Hammond was bothered by all this. He started forward toward the bed. I pushed him back.

“Tell us, Angela.”

“I don’t know anything.”

“Then we’ll wait until the symptoms start. And you’ll have to tell us while you scream from the pain.”

Her pillow was soaked with sweat. “I don’t know, I don’t know.”

“Tell us.”

“I don’t know anything.”

She began to shiver, slightly at first, and then more uncontrollably, until her whole body shook.

“It’s starting, Angela.”

She gritted her teeth. “I don’t care.”

“It will get worse, Angela.”

“No … no … no …”

I produced an ampoule of morphine and set it on the table in front of her.

“Tell us.”

Her shivering got worse, until her whole body was wracked with spasms. The bed shook violently. I would have felt pity if I had not known that she was causing the reaction herself, that I had not injected any nalorphine at all.

“Angela.”

“All right,” she said, gasping. “I did it. I had to.”

“Why?”

“Because of the heat. The heat. The clinic and the heat.”

“You’d been stealing from the surgery?”

“Yes … not much, just a little … but enough …”

“How long?”

“Three years … maybe four …”

“And what happened?”

“Roman robbed the clinic … Roman Jones.”

“When?”

“Last week.”

“And?”

“The heat was on. They were checking everybody …”

“So you had to stop stealing?”

“Yes …”

“What did you do?”

“I tried to buy from Roman.”

“And?”

“He wanted money. A lot.”

“Who suggested the abortion?”

“Roman.”

“To get money?”

“Yes.”

“How much did he want?”

I already knew the answer. She said, “Three hundred dollars.”
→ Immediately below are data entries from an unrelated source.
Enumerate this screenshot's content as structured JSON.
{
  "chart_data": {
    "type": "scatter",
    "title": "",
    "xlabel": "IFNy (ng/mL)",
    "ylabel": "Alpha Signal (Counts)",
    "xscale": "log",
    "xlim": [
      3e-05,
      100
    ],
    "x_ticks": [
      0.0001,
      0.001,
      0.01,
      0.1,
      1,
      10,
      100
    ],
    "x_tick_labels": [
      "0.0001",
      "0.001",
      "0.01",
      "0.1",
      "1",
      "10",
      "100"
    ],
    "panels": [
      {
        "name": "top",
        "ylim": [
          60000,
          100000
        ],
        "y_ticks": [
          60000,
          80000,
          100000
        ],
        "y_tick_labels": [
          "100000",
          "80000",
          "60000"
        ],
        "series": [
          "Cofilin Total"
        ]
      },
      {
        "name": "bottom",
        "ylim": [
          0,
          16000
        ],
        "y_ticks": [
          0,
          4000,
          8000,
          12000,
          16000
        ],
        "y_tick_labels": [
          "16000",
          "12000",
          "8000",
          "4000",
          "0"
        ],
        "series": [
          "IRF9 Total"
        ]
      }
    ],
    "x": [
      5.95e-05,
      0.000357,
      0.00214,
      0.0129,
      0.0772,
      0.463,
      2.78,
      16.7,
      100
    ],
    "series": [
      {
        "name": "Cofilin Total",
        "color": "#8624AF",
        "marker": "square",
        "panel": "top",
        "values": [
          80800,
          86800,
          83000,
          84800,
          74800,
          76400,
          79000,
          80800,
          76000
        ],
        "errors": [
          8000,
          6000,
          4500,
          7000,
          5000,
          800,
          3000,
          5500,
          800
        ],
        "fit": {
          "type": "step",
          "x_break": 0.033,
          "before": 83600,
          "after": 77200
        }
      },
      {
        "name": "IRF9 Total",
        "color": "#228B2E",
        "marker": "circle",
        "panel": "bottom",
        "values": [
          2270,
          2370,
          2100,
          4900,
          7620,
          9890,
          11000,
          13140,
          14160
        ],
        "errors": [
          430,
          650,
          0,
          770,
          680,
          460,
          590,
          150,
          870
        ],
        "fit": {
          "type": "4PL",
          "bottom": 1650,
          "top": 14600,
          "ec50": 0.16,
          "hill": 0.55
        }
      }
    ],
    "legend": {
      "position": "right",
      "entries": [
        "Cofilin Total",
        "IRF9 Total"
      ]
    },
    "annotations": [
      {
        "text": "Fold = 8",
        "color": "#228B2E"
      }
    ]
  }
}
“So you did the abortion?”

“Yes … yes … yes …”

“And who acted as anesthetist?”

“Roman. It was easy. Thiopental.”

“And Karen died?”

“She was all right when she left … We did it on my bed … the whole thing … It was all right, everything … on my bed …”

“But later she died.”

“Yes … Oh God, give me some stuff …”

“We will,” I said.

I filled a syringe with more water, squeezed out the air until a fine stream shot into the air, and injected it intravenously. Immediately she calmed. Her breathing became slower, more relaxed.